Il la fixa avec attention.

— C’est un privilège. Et cela vous permettra de déterminer si vous êtes faite pour cette voie.  J’ai cru comprendre que vous vous entendiez bien avec le jeune Maël. Une excellente recrue.

Ce n’était pas une proposition.
C’était une mise à l’épreuve. Et le premier test. 

— C’est… d’accord, répondit Rose.

Adalric hocha la tête, satisfait.

— Voilà qui est entendu, conclut-il avec un sourire qui n’avait rien de chaleureux.

Il avait ce regard...On aurait dit le même air que celui du gros matou après avoir mangé une souris particulièrement délicieuse. 



Son groupe fut particulièrement excité pour elle lorsqu’elle leur rapporta les propos d’Aldaric.

— Wahou, s’écria Capucin, je ne savais même pas qu’un professeur t’avait proposé de faire partie de l’Élite. C’est fou, tu es dans une classe inférieure à nous et on te propose déjà d’intégrer l’Élite. Même Maël a dû attendre de passer le Seuil !

— Tu auras droit à beaucoup d’avantages, concéda Émilie. Mais aussi à beaucoup de responsabilités.

— On s’en fiche ! dit Capucin. C’est l’occasion de partir et de voyager partout, en tant qu’ambassadrice, de faire plein de missions pour le compte du Conseil… donc d’être au courant de tout !

Rose doutait que le Conseil l’envoie quelque part avant très, très longtemps.

Seule Jade ne participait pas à la conversation. Elle avait écouté avec attention le récit de Rose, mais n’avait plus rien dit ensuite. Pensant qu’elle était simplement absorbée par ses pensées, Rose continua :

— Vous rentrez chez vous ? demanda-t-elle à Capucin et Émilie.

— Oui, répondit Émilie, j’ai hâte de rentrer à Istéria.

— Royaume de Grimsom pour moi, dit Capucin avec un clin d’œil. Mais en pleine campagne perdue. Tu n’en savais rien, pas vrai ?

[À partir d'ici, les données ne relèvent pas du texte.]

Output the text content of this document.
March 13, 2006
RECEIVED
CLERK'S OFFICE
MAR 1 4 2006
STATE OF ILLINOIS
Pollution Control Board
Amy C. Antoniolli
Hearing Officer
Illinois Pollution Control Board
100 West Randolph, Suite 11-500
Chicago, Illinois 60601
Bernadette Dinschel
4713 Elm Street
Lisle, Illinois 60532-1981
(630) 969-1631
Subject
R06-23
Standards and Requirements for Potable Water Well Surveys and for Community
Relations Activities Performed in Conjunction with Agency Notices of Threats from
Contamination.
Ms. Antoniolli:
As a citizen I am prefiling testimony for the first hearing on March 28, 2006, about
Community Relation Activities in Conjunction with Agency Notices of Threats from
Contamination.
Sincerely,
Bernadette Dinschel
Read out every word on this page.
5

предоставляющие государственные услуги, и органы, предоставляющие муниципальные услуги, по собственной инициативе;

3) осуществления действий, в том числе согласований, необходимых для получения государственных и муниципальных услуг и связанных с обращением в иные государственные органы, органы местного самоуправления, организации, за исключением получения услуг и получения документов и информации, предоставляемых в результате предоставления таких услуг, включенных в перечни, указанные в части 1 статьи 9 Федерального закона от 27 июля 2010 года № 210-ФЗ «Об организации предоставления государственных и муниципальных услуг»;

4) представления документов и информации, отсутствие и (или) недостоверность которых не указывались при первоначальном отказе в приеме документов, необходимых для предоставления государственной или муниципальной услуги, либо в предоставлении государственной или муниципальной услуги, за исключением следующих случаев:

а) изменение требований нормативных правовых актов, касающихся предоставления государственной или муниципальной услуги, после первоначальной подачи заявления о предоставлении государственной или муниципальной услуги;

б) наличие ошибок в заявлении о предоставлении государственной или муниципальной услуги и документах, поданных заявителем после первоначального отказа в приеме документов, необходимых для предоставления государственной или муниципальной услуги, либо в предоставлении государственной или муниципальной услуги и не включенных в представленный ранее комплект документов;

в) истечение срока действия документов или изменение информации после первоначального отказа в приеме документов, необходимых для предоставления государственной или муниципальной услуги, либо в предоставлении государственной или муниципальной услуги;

— Non, c’est vrai, répondit Rose.

Elle ne s’était pas assez intéressée aux ressortissants des différents Royaumes et c’était une erreur.

— Et après, vous revenez pour finir votre troisième année ? demanda-t-elle encore.

Ils opinèrent, et la conversation s’engagea sur ce que chacun voulait faire ensuite. Émilie souhaitait travailler à la conservation des différentes archives ; a priori, les plus fournies se trouvaient justement à Istéria, ce qui lui convenait très bien, puisqu’elle pourrait rester près de sa famille. Capucin partait dans tous les sens et n’était fixé sur rien en particulier, ce qui lui ressemblait parfaitement. Jade, elle, restait toujours silencieuse.

Rose s’imagina un instant reprendre son métier de juriste, avant de chasser aussitôt cette pensée de son esprit. Ce n’était plus sa vie. Cela faisait des semaines qu’elle n’y avait plus pensé sérieusement. Une sorte de culpabilité l’avait longtemps envahie, mais elle avait décidé de ne plus s’y attarder, se disant que depuis le temps, ils avaient dû embaucher un nouvel apprenti qu’ils feraient travailler jusqu’à l’épuisement. Rien que d’y penser, elle sentait les poils de ses bras se hérisser de tension. Pourtant, cette vie lui semblait déjà bien loin.

Le moment de l’entre-deux-cours arriva. Le château était en ébullition, et les élèves couraient partout pour terminer leurs bagages. Chacun récupérait les affaires prêtées ou les objets égarés.

Rose regardait tout cela, spectatrice du chaos ambiant.

— Elle est triste de voir ses compagnons partir ? demanda une voix à côté d’elle.

C’était Régis, le concierge de l’Académie, qui s’était approché sans bruit, portant une dizaine de sacs autour de lui.

— Le changement me fait peur, c’est certain, répondit Rose, se demandant comment il faisait pour porter tout cela.

— Elle verra, ça paraît bien calme une fois que tout ce petit monde est parti. Mais ça fait des vacances aussi, ajouta-t-il plus joyeusement. Moins de travail, c’est une pause pour le vieux Régis. En tout cas, si elle cherche son chemin, elle sait qu’elle peut venir me voir. Ma porte est toujours ouverte pour elle.

— C’est gentil, mais… commença-t-elle.

Il était déjà reparti, se déplaçant avec une aisance étonnante malgré sa charge. Rose commençait à bien connaître le château, maintenant. Sa proposition était gentille… mais inutile.